« Les fondamentaux de notre métier ne sont absolument pas compris » Florence LUSTMAN.
En effet, Florence Lustman a raison. Une assurance n’est ni une organisation solidaire, ni une organisation humanitaire. Elle est là pour rendre un service, « d’actuarisation » du risque, dans le cadre d’un contrat. Point ! Et cela n’a rien à voir avec la mutualisation.
L’un est destiné à calculer sur la base d’une évaluation du risque de chacun, le prix, (voire le juste prix) de la garantie de ce risque ; l’autre se fixe pour ambition, en contre partie d’une cotisation, d’apporter au plus grand nombre la meilleure couverture économiquement supportable pour le plus grand nombre.
Cela n’a rien à voir, d’un côté, nous sommes dans une problématique principalement consumériste, « j’en veux pour mon argent » ; de l’autre, nous sommes dans une problématique solidariste « à chacun selon ses besoins », autant que faire se peut.
Depuis des années et des années, les assureurs ont créé volontairement la confusion entre mutualisation et actuarisation. Sous l’impulsion de Claude Bébéar, François Ewald, Denis Kessler, et d’autres, ils ont mené une bataille d’idées afin de rendre légitime leur conception de l’assurance et d’une assurancialisation de la société : « éthique, solidaire, « mutualiste » , proche des gens, … », empruntant à la tradition solidaire tout à fait originale de la France ses mots, ses concepts, l’apparence de ses valeurs. Au point que les mutualistes eux-mêmes les ont crus, copiés, singés : « assureurs solidaires » , la belle affaire !
Il n’y a pas d’assureur solidaire. Il y a des compagnies financières qui gèrent habilement cette équation entre individualisation et solvabilisation du risque, quel qu’il soit. Et qui utilisent les fonds publics pour garantir leur rentabilité. C’est ce qui va se passer avec l’assurance pandémie.
Mutualistes, réveillez-vous ! C’est le moment. Depuis 20 ans, jamais le concept d’assurance n’a été autant en difficulté. Q’attendez vous pour clarifier la situation, pour revendiquer votre modèle ? Il n’y va pas simplement de vos petits intérêts d’entrepreneur, il va d’une autre façon de vivre en société que la crise que nous traversons exige que nous construisions, vite !
Par Jean SAMMUT
Président de la Mutuelle Les Solidaires
Tout en étant d’accord avec l’honorable auteur de ce post, il me semble que nous, mutualiste devons retravailler l’expression et la mise en pratique de nos « valeurs » et de « nos raisons d’être ».
Je mets tous ces mots entre guillemets parce que nous les avons tellement ressassés que même pour nous ils ont perdu leur sens et ne font plus « engagement ».
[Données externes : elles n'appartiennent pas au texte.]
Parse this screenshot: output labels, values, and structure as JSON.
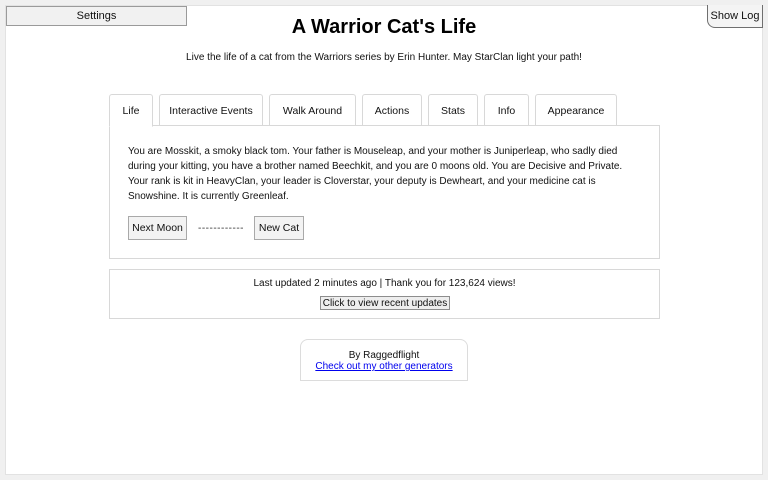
{
  "header": {
    "settings_label": "Settings",
    "show_log_label": "Show Log",
    "title": "A Warrior Cat's Life",
    "subtitle": "Live the life of a cat from the Warriors series by Erin Hunter. May StarClan light your path!"
  },
  "tabs": [
    {
      "label": "Life",
      "active": true
    },
    {
      "label": "Interactive Events"
    },
    {
      "label": "Walk Around"
    },
    {
      "label": "Actions"
    },
    {
      "label": "Stats"
    },
    {
      "label": "Info"
    },
    {
      "label": "Appearance"
    }
  ],
  "life": {
    "story": "You are Mosskit, a smoky black tom. Your father is Mouseleap, and your mother is Juniperleap, who sadly died during your kitting, you have a brother named Beechkit, and you are 0 moons old. You are Decisive and Private. Your rank is kit in HeavyClan, your leader is Cloverstar, your deputy is Dewheart, and your medicine cat is Snowshine. It is currently Greenleaf.",
    "next_moon_label": "Next Moon",
    "separator": "------------",
    "new_cat_label": "New Cat"
  },
  "updates": {
    "text": "Last updated 2 minutes ago | Thank you for 123,624 views!",
    "button_label": "Click to view recent updates"
  },
  "credit": {
    "author": "By Raggedflight",
    "link_text": "Check out my other generators"
  },
  "colors": {
    "link": "#0000ee",
    "border": "#d8d8d8",
    "button_bg": "#f3f3f3"
  }
}
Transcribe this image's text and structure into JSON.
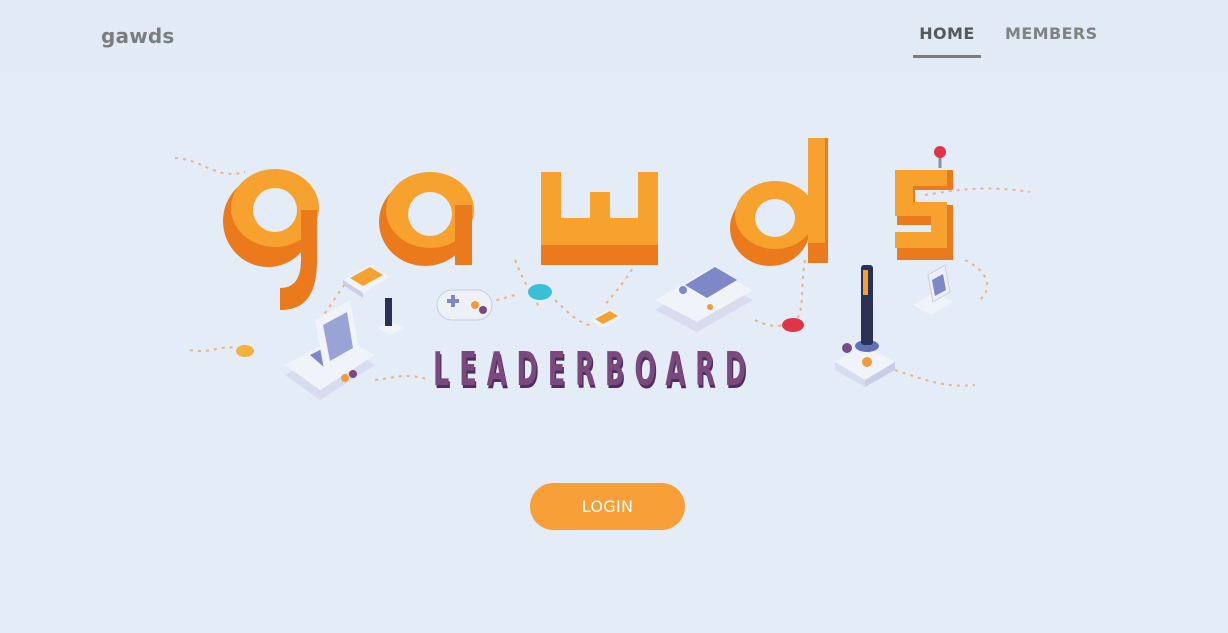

Prenons, « proximité » par exemple. Je relisais hier, pour la mutuelle que je préside, un compte-rendu d’audit du processus de souscription, processus sensible pour nous qui faisons de la prévoyance des emprunteurs avec sélection médicale, éventuellement se concluant pas des refus de prise en charge ou des surtarifications. Les auditeurs ont chaussé leur lunettes S2 et ACPR et ont regardé nos processus sous l’angle des risques et du respect des règlementations. C’est leur job, mais est-ce que dans une mutuelle nous pouvons nous contenter de cela ? Si nous regardons le processus avec des lunettes « proximité », nous devons évaluer si notre processus est à l’écoute des difficultés, des spécificités des populations à risque que nous soumettons à la sélection médicale.
Sommes-nous à l’écoute ? Sommes-nous accompagnants pour les formalités ? Savons nous communiquer nos décisions avec les bons mots (rien que l’expression « bons mots » mérite un travail « politique ») ?
On voit ainsi que cette posture change tout ; pas dans les déclarations, pas dans les principes, mais dans cette dimension d’humanité solidaire qui doit ou devrait être notre guide.
Quand donc les différentes fédérations mutualistes travailleront elles ces questions ? Quand donc mettront-elles en place des forums, des réseaux sociaux d’échanges sur le partage de nos pratiques mutualistes au regard de nos « valeurs » et pas de la réglementation, des actionnaires, ou des référentiels de vertu extérieurs à notre histoire et à nos engagement. J’aurais pu faire le même raisonnement pour « démocratie », « solidarité » … Et il aurait été encore plus démonstratif.